The Big Lebowski (Coen br - 1998)

 

[ Eh non, je n'ai pas encore fini de classer mes archives. Il y a encore quelques vieilles chaussettes qui trainent sur quelque forum vivant ou post-vivant. Et je m'attristerais de les voir s'enfoncer peu à peu dans les fonds marins, comme Sinking of the Titanic de l'ami Gavin Bryars.

Tiens, çui là il est pas trop mal, il a eu son petit succès d'estime. Je me dois juste de signaler que depuis, je ne m'intéresse plus aux frères Coen, et, généralement, je ne m'intéresse plus au cinéma. Mais alors plus du tout. C'est comme ça, ça ne me parle plus depuis des années. Mon truc, désormais, ce sont les jeux vidéo (Elden ring, mon dieu, Elden ring... mon royaume pour Elden ring, et le finir). 

Je pourrais tartiner à l'envi sur les raisons principalement ex-times de ce désintérêt: ça se résumerait peu ou prou à ce que j'ai entendu dire sur une vidéo YT par Jean-Baptiste Thoret (quasiment le seul critique de cinéma que j'ai du plaisir à écouter, notamment sur cette "mort du cinéma" qui m'apparaît à moi comme parfaitement évidente).

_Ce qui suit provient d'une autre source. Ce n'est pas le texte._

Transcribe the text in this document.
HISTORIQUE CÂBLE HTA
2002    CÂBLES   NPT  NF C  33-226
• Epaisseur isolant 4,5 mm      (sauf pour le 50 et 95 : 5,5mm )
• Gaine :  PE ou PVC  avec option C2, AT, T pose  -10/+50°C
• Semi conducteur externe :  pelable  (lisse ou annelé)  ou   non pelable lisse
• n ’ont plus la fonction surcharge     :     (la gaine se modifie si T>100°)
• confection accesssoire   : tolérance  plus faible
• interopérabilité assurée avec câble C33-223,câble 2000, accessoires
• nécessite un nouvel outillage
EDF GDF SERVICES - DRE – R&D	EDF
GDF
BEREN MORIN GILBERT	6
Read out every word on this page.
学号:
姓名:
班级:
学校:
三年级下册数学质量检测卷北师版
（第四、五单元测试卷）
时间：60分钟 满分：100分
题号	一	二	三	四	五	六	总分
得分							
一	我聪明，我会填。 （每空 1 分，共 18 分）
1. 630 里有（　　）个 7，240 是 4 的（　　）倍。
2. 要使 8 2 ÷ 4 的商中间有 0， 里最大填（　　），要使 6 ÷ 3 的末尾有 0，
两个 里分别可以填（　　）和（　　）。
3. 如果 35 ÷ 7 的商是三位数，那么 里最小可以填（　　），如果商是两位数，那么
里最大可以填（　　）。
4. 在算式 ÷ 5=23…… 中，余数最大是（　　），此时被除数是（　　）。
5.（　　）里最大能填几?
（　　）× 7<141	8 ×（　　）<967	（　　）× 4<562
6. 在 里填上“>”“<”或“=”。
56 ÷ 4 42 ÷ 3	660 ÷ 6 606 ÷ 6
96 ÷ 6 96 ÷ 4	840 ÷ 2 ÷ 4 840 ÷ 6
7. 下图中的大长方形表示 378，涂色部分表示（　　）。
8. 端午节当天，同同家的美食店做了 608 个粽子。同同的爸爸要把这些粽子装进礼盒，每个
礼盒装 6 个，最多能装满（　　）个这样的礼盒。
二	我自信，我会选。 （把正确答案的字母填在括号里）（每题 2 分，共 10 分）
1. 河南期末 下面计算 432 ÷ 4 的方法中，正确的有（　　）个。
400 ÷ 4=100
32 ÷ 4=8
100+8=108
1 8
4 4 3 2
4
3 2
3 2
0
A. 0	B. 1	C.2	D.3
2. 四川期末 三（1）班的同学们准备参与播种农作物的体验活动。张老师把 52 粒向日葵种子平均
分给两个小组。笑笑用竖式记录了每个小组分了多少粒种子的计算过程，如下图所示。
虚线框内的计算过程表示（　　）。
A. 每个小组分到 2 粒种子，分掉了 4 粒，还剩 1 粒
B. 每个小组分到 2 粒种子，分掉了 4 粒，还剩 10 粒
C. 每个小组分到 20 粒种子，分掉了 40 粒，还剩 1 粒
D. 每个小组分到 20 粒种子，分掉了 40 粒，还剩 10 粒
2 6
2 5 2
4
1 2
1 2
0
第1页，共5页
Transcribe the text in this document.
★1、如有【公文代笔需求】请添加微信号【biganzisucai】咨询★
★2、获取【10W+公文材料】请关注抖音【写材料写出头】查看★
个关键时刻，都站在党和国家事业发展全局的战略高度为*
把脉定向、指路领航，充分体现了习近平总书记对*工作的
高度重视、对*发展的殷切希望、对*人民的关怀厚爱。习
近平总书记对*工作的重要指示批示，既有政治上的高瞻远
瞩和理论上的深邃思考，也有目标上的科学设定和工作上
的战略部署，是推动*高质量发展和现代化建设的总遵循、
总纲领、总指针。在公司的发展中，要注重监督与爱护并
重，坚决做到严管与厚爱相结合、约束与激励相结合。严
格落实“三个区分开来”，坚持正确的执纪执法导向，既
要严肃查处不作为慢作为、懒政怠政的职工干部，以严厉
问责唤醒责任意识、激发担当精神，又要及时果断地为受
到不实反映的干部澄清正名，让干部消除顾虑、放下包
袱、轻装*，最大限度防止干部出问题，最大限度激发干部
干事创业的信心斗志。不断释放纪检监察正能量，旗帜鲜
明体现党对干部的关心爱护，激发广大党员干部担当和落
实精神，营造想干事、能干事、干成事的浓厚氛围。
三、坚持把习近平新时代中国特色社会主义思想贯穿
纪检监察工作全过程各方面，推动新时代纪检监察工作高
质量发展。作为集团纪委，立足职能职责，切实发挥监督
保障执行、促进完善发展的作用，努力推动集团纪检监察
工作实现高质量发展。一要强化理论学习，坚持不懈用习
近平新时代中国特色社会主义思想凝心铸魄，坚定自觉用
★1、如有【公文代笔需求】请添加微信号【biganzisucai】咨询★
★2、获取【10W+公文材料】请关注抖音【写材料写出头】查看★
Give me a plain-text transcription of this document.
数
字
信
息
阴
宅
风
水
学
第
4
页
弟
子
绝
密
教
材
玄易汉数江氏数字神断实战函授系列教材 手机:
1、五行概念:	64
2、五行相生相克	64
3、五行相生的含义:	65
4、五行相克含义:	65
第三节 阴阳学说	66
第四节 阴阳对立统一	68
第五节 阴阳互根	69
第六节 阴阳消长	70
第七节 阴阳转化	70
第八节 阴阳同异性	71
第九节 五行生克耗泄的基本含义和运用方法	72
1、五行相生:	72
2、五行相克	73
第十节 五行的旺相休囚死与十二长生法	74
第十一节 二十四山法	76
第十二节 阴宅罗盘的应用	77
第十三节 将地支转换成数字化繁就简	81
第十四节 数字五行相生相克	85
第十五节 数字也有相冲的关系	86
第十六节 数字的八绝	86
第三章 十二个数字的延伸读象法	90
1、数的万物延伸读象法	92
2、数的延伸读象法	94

Le cinéma ne fait plus monde, espace commun. Il a été l'art par excellence, l'art populaire, l'art aimé d'un siècle. ça a compté, des foules innombrables se sont passionnées pour le cinéma. ça a déterminé tant de pensées, de désirs, de volontés. Il fut un temps où quand un grand film sortait, ce qu'il avait à montrer, à faire sentir ou à dire importait grandement, ça produisait de la pensée, du commentaire, de la politique, de l'esthétique, tout ça en même temps, et même quand ça ne produisait rien de tout ça et que le film n'était pas grand, c'était tout de même toujours une sorte d'événement qu'on avait envie de commenter. 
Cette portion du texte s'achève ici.